De um lado, um indivíduo jovem que vive com dificuldades financeiras, em uma área pouco convidativa e repleta de problemas. Do outro, um homem idoso, com uma carreira profissional que lhe rendeu uma vida confortável, mas que perdeu a filha para a criminalidade, após um assalto.

O que parece justo aos olhos de um é proporcionalmente injusto ao outro. Os argumentos para determinadas ações que se mostram válidos em um primeiro momento, perdem força quando olhamos o quadro com mais atenção, analisando não somente os detalhes que beneficiam tão só quem os apresenta.

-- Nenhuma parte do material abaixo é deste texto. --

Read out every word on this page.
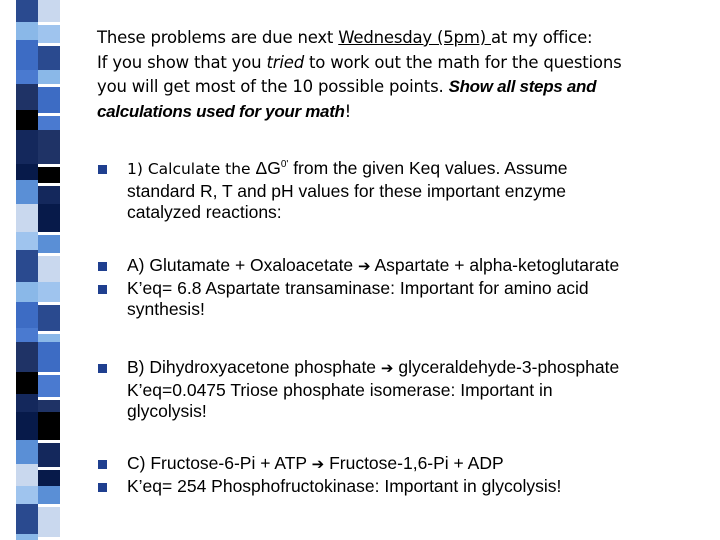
These problems are due next Wednesday (5pm) at my office:
If you show that you tried to work out the math for the questions
you will get most of the 10 possible points. Show all steps and
calculations used for your math!
1) Calculate the $\Delta G^{0'}$ from the given Keq values. Assume
standard R, T and pH values for these important enzyme
catalyzed reactions:
A) Glutamate + Oxaloacetate ➔ Aspartate + alpha-ketoglutarate
K’eq= 6.8 Aspartate transaminase: Important for amino acid
synthesis!
B) Dihydroxyacetone phosphate ➔ glyceraldehyde-3-phosphate
K’eq=0.0475 Triose phosphate isomerase: Important in
glycolysis!
C) Fructose-6-Pi + ATP ➔ Fructose-1,6-Pi + ADP
K’eq= 254 Phosphofructokinase: Important in glycolysis!
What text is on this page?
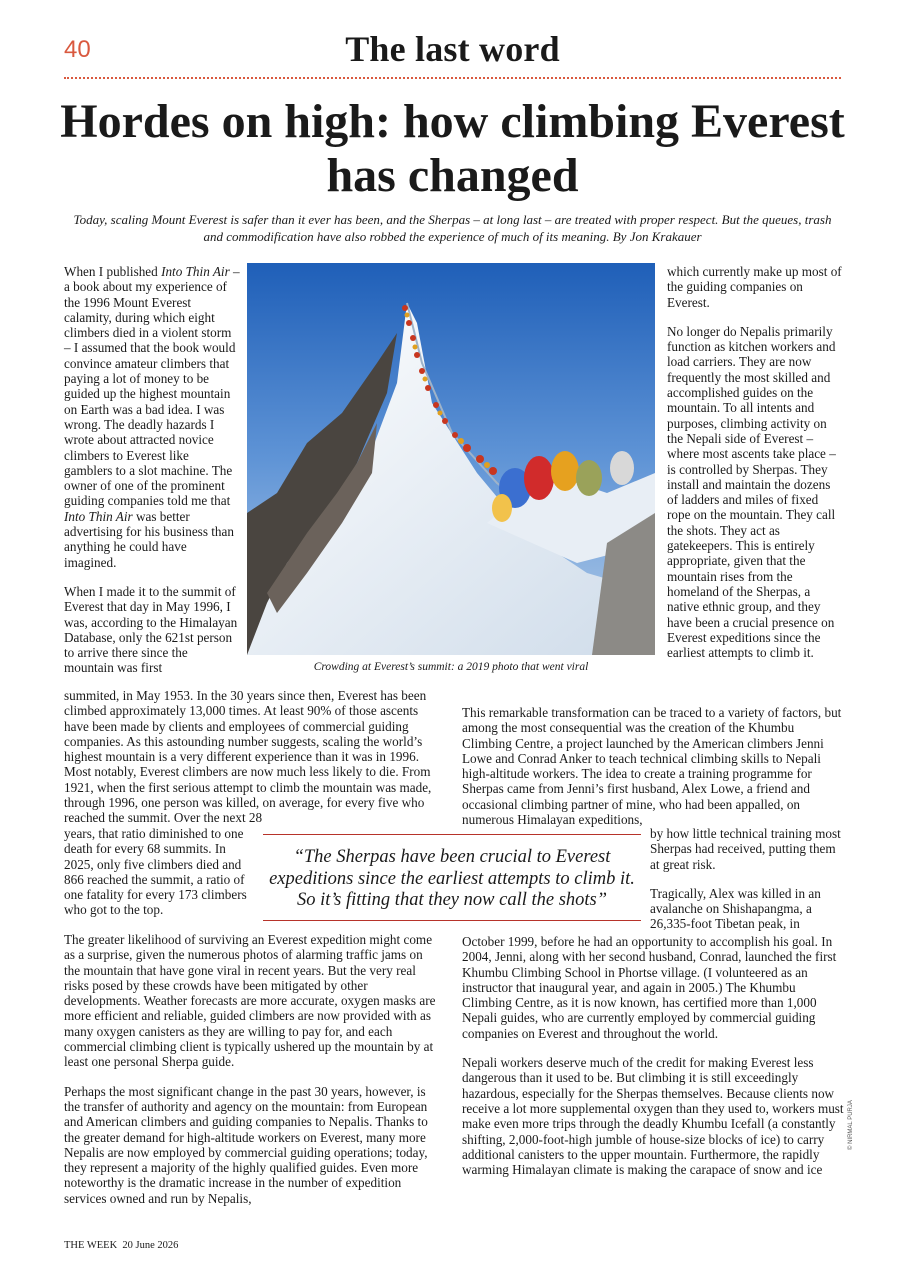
40	The last word
Hordes on high: how climbing Everest has changed
Today, scaling Mount Everest is safer than it ever has been, and the Sherpas – at long last – are treated with proper respect. But the queues, trash and commodification have also robbed the experience of much of its meaning. By Jon Krakauer

When I published Into Thin Air – a book about my experience of the 1996 Mount Everest calamity, during which eight climbers died in a violent storm – I assumed that the book would convince amateur climbers that paying a lot of money to be guided up the highest mountain on Earth was a bad idea. I was wrong. The deadly hazards I wrote about attracted novice climbers to Everest like gamblers to a slot machine. The owner of one of the prominent guiding companies told me that Into Thin Air was better advertising for his business than anything he could have imagined.

When I made it to the summit of Everest that day in May 1996, I was, according to the Himalayan Database, only the 621st person to arrive there since the mountain was first	Crowding at Everest’s summit: a 2019 photo that went viral

which currently make up most of the guiding companies on Everest.

No longer do Nepalis primarily function as kitchen workers and load carriers. They are now frequently the most skilled and accomplished guides on the mountain. To all intents and purposes, climbing activity on the Nepali side of Everest – where most ascents take place – is controlled by Sherpas. They install and maintain the dozens of ladders and miles of fixed rope on the mountain. They call the shots. They act as gatekeepers. This is entirely appropriate, given that the mountain rises from the homeland of the Sherpas, a native ethnic group, and they have been a crucial presence on Everest expeditions since the earliest attempts to climb it.

summited, in May 1953. In the 30 years since then, Everest has been climbed approximately 13,000 times. At least 90% of those ascents have been made by clients and employees of commercial guiding companies. As this astounding number suggests, scaling the world’s highest mountain is a very different experience than it was in 1996. Most notably, Everest climbers are now much less likely to die. From 1921, when the first serious attempt to climb the mountain was made, through 1996, one person was killed, on average, for every five who reached the summit. Over the next 28

years, that ratio diminished to one death for every 68 summits. In 2025, only five climbers died and 866 reached the summit, a ratio of one fatality for every 173 climbers who got to the top.

The greater likelihood of surviving an Everest expedition might come as a surprise, given the numerous photos of alarming traffic jams on the mountain that have gone viral in recent years. But the very real risks posed by these crowds have been mitigated by other developments. Weather forecasts are more accurate, oxygen masks are more efficient and reliable, guided climbers are now provided with as many oxygen canisters as they are willing to pay for, and each commercial climbing client is typically ushered up the mountain by at least one personal Sherpa guide.

Perhaps the most significant change in the past 30 years, however, is the transfer of authority and agency on the mountain: from European and American climbers and guiding companies to Nepalis. Thanks to the greater demand for high-altitude workers on Everest, many more Nepalis are now employed by commercial guiding operations; today, they represent a majority of the highly qualified guides. Even more noteworthy is the dramatic increase in the number of expedition services owned and run by Nepalis,

“The Sherpas have been crucial to Everest expeditions since the earliest attempts to climb it. So it’s fitting that they now call the shots”

This remarkable transformation can be traced to a variety of factors, but among the most consequential was the creation of the Khumbu Climbing Centre, a project launched by the American climbers Jenni Lowe and Conrad Anker to teach technical climbing skills to Nepali high-altitude workers. The idea to create a training programme for Sherpas came from Jenni’s first husband, Alex Lowe, a friend and occasional climbing partner of mine, who had been appalled, on numerous Himalayan expeditions,

by how little technical training most Sherpas had received, putting them at great risk.

Tragically, Alex was killed in an avalanche on Shishapangma, a 26,335-foot Tibetan peak, in

October 1999, before he had an opportunity to accomplish his goal. In 2004, Jenni, along with her second husband, Conrad, launched the first Khumbu Climbing School in Phortse village. (I volunteered as an instructor that inaugural year, and again in 2005.) The Khumbu Climbing Centre, as it is now known, has certified more than 1,000 Nepali guides, who are currently employed by commercial guiding companies on Everest and throughout the world.

Nepali workers deserve much of the credit for making Everest less dangerous than it used to be. But climbing it is still exceedingly hazardous, especially for the Sherpas themselves. Because clients now receive a lot more supplemental oxygen than they used to, workers must make even more trips through the deadly Khumbu Icefall (a constantly shifting, 2,000-foot-high jumble of house-size blocks of ice) to carry additional canisters to the upper mountain. Furthermore, the rapidly warming Himalayan climate is making the carapace of snow and ice

© NIRMAL PURJA
THE WEEK 20 June 2026
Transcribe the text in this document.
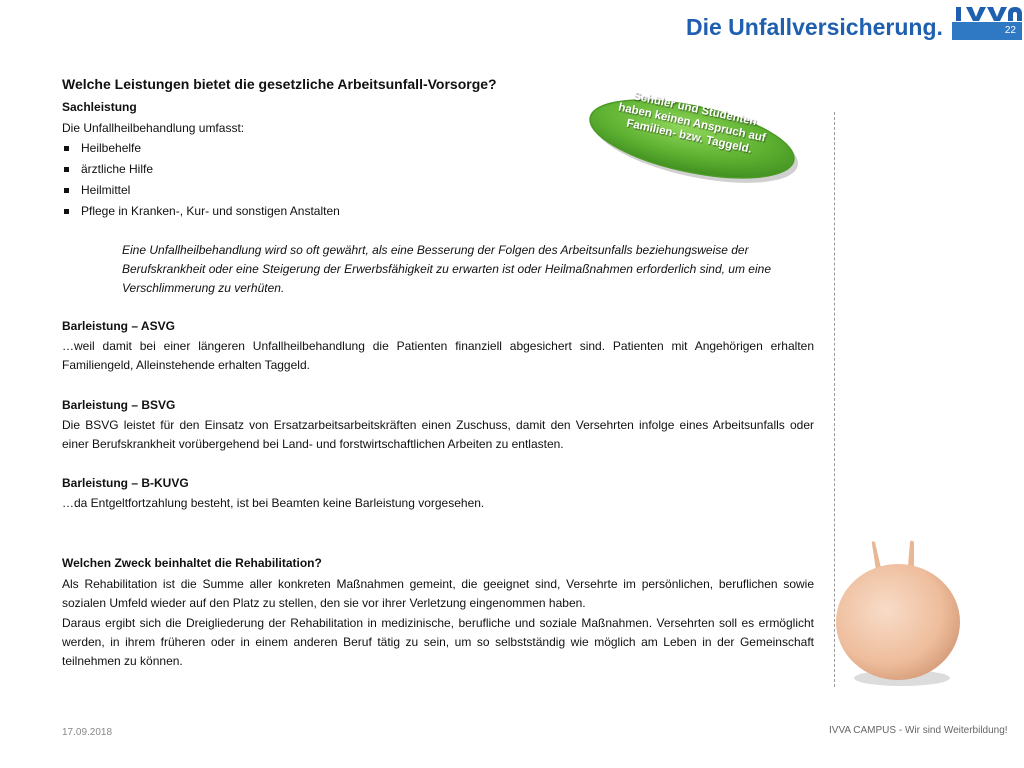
Die Unfallversicherung.	22
Welche Leistungen bietet die gesetzliche Arbeitsunfall-Vorsorge?

Sachleistung

Die Unfallheilbehandlung umfasst:

Heilbehelfe
ärztliche Hilfe
Heilmittel
Pflege in Kranken-, Kur- und sonstigen Anstalten
Eine Unfallheilbehandlung wird so oft gewährt, als eine Besserung der Folgen des Arbeitsunfalls beziehungsweise der Berufskrankheit oder eine Steigerung der Erwerbsfähigkeit zu erwarten ist oder Heilmaßnahmen erforderlich sind, um eine Verschlimmerung zu verhüten.

Barleistung – ASVG

…weil damit bei einer längeren Unfallheilbehandlung die Patienten finanziell abgesichert sind. Patienten mit Angehörigen erhalten Familiengeld, Alleinstehende erhalten Taggeld.

Barleistung – BSVG

Die BSVG leistet für den Einsatz von Ersatzarbeitsarbeitskräften einen Zuschuss, damit den Versehrten infolge eines Arbeitsunfalls oder einer Berufskrankheit vorübergehend bei Land- und forstwirtschaftlichen Arbeiten zu entlasten.

Barleistung – B-KUVG

…da Entgeltfortzahlung besteht, ist bei Beamten keine Barleistung vorgesehen.

Welchen Zweck beinhaltet die Rehabilitation?

Als Rehabilitation ist die Summe aller konkreten Maßnahmen gemeint, die geeignet sind, Versehrte im persönlichen, beruflichen sowie sozialen Umfeld wieder auf den Platz zu stellen, den sie vor ihrer Verletzung eingenommen haben.

Daraus ergibt sich die Dreigliederung der Rehabilitation in medizinische, berufliche und soziale Maßnahmen. Versehrten soll es ermöglicht werden, in ihrem früheren oder in einem anderen Beruf tätig zu sein, um so selbstständig wie möglich am Leben in der Gemeinschaft teilnehmen zu können.

Schüler und Studenten haben keinen Anspruch auf Familien- bzw. Taggeld.
17.09.2018	IVVA CAMPUS - Wir sind Weiterbildung!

Passado quase por completo dentro do referido carro, “Confinado” provoca aflição na medida certa. A fotografia de Michael Dallatorre faz questão de lembrar o espectador do quão reduzido é o espaço, seja com um passeio da câmera pelo estacionamento vazio, ou quando transita pelas ruas e becos que servem de tanto de abrigo a quem não tem recursos, quanto de palco àqueles cuja realidade está à margem da lei.

Bill Skarsgård é uma presença solitária na maior parte dos 95 minutos de duração do thriller / suspense. A voz de Anthony Hopkins (ouvida através do painel do SVU) impõe medo e respeito, assim como sua figura quando o ator entra em cena. A competente dupla de atores aumenta – e muito – a qualidade do que se vê em tela.

Vale conferir.

por Angela Debellis

*Título assistido em Cabine de Imprensa promovida pela Diamond Films.